Einen kindersicheren Garten gestalten

kindersicherer Garten
Familien sollten ihren Garten kindersicher
gestalten - Foto: © Vitalij Lang

Die Tage werden länger, die Temperaturen steigen, alles blüht und grünt! Wohl dem, der einen Garten hat! Besonders Kinder schätzen das ungezwungene, leichte Dasein, das manchmal richtig spannend und lehrreich sein kann. Damit der Spaß im Grünen nicht durch Verletzungen und Unfälle getrübt wird, sollten Eltern einiges beachten.

So wird auch Ihr Garten kindersicher

Zunächst einmal sollten Sie darauf achten, dass Sie keine Giftpflanzen im Garten haben. Gartengeräte sollten sicher verstaut und Wasserbehältnisse abgedeckt werden.

Spitzhacke und Co. gehören nicht in Kinderhände

Gartenarbeit erfordert allerlei Spezialgerät: ohne scharfkantigen Spaten, Hacken und Rechen geht es eben einfach nicht. Oft werden Rasenmäher, elektrische Heckenscheren, Häcksler oder Vertikutierer benutzt, die für Kinder höchst bedrohliche Gefahren darstellen. Optimalerweise lagert man sie in einem stets verschlossenen Geräteschuppen und lässt diesen auch während der "Kinderzeit" nicht offen stehen. So gern wie die lieben Kleinen auch mithelfen wollen - wenn Strom fließt, Späne fliegen oder mit Chemikalien hantiert wird gehören sie nicht ins Arbeitsumfeld.

Besitzen die Junior-Gärtner eine eigene Garnitur kindgerechter Geräte, ist die Versuchung eventuell nicht ganz so groß. Blattlausgift, Dünger und Schimmel-Ex stehen sicher auf dem obersten Regalfach, besser noch in einem abschließbaren Schrank. Zudem sollten Mama und Papa nicht müde werden, größeren Kindern regelmäßig das Gefahrenpotential zu erklären.

Wasserfreuden

Keine Gartenlandschaft ohne Wasser! Ein Regenfass ist unerlässlich, ein Planschbecken das Highlight des Sommers, ein Gartenteich stimmungsvolle Zierde. Auch hier lauern Gefahren für den Nachwuchs. Kinder fühlen sich vom Wasser oft magisch angezogen und können gar nicht verstehen, warum die Großen immer so viel Geschrei darum machen.
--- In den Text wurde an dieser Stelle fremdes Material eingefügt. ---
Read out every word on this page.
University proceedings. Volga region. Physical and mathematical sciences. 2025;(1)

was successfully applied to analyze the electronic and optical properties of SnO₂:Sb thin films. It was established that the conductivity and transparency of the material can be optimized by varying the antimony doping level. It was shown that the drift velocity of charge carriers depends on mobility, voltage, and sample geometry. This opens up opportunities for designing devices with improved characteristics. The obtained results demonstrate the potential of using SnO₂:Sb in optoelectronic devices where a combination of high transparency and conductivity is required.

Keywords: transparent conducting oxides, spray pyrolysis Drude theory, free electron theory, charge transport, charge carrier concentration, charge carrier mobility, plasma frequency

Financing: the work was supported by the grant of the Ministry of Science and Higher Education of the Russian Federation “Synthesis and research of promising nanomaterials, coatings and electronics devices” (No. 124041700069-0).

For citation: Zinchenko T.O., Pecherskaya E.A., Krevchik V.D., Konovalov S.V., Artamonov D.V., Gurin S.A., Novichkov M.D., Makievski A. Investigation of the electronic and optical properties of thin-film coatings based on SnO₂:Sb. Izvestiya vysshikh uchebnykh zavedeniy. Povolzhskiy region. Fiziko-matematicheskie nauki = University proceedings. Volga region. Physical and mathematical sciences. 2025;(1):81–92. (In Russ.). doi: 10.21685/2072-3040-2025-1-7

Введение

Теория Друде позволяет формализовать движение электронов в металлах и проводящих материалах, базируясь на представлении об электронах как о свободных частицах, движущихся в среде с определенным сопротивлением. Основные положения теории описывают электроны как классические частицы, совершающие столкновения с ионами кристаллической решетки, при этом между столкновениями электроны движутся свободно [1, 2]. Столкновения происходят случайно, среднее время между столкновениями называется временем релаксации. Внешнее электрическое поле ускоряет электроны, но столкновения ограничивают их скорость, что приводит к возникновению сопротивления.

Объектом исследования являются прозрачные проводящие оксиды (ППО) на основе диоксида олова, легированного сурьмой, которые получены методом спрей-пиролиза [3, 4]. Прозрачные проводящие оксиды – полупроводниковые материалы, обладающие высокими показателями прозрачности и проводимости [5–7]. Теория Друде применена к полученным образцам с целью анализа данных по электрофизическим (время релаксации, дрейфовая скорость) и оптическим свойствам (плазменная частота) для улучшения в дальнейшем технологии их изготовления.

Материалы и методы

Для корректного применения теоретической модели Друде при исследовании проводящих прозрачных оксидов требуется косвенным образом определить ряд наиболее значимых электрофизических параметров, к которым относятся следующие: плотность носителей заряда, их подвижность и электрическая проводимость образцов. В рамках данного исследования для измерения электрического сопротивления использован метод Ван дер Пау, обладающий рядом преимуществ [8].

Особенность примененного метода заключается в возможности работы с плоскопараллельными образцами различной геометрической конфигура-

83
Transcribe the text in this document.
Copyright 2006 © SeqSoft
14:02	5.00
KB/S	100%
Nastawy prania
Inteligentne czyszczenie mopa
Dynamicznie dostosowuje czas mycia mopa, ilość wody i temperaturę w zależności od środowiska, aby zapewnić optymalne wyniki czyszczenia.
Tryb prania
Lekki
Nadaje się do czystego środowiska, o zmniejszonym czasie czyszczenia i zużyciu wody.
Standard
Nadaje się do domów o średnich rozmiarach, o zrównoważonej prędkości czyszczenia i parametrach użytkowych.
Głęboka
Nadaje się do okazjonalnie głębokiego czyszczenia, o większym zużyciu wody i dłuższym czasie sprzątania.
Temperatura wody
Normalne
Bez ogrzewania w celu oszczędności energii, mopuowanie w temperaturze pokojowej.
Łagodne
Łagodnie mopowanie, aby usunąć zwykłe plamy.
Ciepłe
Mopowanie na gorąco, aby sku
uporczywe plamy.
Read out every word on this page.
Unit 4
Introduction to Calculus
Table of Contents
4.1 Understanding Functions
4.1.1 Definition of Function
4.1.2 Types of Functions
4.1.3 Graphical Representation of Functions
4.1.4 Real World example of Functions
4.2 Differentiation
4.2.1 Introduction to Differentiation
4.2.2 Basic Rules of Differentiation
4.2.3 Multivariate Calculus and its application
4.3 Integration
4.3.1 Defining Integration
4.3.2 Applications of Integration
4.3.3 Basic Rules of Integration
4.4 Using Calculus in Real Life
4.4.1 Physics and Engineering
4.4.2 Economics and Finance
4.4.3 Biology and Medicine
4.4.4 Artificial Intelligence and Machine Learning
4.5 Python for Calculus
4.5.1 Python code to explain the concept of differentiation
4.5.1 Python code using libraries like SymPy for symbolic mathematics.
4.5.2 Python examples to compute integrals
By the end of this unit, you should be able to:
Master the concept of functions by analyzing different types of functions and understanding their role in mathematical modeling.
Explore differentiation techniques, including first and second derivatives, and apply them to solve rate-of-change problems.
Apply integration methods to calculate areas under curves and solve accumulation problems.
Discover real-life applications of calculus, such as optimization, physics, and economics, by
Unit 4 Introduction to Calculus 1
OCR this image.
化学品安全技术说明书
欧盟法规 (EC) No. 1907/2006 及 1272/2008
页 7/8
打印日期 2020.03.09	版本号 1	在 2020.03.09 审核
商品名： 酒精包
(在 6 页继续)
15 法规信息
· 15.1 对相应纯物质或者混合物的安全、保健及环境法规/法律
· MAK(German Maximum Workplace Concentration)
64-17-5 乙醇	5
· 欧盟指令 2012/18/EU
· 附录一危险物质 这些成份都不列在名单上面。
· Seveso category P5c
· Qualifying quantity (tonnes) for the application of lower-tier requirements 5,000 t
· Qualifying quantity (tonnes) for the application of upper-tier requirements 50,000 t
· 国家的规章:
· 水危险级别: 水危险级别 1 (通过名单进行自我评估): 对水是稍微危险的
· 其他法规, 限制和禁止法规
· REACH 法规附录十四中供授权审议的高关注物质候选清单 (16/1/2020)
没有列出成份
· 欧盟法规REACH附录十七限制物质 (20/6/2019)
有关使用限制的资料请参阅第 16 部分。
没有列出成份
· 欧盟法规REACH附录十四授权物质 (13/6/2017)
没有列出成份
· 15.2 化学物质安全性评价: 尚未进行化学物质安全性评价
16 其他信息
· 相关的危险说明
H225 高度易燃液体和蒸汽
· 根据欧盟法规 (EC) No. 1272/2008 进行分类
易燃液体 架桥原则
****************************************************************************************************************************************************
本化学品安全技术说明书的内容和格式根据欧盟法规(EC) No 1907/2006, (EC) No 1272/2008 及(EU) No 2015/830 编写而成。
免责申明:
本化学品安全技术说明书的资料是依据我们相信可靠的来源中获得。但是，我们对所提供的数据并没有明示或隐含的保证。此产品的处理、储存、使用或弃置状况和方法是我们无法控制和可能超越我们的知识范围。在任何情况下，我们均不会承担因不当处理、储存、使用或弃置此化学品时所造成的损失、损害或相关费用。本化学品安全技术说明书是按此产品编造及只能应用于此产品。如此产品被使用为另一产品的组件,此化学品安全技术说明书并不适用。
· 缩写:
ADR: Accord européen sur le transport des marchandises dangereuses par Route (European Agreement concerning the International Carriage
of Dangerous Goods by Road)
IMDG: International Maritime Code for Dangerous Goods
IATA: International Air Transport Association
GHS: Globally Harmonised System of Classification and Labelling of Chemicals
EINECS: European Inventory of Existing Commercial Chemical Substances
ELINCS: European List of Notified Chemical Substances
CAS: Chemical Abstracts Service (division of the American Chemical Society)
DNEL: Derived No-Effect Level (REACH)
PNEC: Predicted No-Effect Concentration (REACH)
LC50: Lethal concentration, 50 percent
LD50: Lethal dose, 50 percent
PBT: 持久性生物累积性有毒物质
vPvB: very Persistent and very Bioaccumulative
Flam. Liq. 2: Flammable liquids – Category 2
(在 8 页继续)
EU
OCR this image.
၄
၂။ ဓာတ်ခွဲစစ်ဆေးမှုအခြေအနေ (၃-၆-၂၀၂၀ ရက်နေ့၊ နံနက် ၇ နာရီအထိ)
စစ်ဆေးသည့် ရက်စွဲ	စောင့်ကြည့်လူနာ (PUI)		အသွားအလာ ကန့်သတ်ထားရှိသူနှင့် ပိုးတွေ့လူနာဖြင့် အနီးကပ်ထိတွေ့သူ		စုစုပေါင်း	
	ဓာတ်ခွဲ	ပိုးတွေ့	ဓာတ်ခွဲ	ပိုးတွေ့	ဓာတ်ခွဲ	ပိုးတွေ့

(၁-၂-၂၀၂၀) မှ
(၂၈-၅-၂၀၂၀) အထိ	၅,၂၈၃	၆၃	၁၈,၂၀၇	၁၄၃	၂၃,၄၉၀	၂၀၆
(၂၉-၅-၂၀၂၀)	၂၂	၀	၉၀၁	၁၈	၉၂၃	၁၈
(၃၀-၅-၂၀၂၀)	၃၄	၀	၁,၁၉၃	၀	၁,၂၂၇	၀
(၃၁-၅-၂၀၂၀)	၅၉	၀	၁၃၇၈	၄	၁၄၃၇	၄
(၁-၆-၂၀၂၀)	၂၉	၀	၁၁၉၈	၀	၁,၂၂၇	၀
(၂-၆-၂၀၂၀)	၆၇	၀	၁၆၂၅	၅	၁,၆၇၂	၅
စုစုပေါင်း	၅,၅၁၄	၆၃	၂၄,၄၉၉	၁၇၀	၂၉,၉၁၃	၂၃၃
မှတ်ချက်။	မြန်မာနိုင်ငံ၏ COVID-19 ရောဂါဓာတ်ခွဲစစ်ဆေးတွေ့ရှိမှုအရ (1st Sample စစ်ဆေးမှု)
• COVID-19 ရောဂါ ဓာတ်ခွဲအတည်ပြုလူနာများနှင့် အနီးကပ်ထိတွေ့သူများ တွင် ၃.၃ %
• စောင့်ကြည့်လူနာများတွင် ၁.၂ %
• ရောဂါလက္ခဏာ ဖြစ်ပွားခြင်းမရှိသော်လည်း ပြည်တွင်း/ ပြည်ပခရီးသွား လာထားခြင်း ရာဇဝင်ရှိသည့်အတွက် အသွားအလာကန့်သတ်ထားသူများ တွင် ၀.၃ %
Bevor sich die Eltern sprichwörtlich den Mund fusselig reden und die gute Plansch-Laune sich dem Gefrierpunkt nähert, helfen ganz einfache Maßnahmen. Regenfässer werden mit schweren (!) Deckeln versehen, eventuell noch mit Feldsteinen beschwert. Ein kleiner Ausschnitt sorgt dafür, dass dennoch alles Wasser aus der Regenrinne einfließen kann.
Teiche werden hoch umzäunt oder mit einem dicht unter der Wasserfläche verlaufenden, stabilen Gitter versehen. Auch wenn das eigene Kind nicht sonderlich Teich-interessiert ist, muss man Sorge für die Sicherheit von Besuchskindern tragen. Planschbecken und Pools müssen nicht immer randvoll befüllt werden. Aber auch flaches Wasser kann kleinen Kindern zum tödlichen Verhängnis werden. Kein Badespaß also ohne erwachsene Aufsichtsperson!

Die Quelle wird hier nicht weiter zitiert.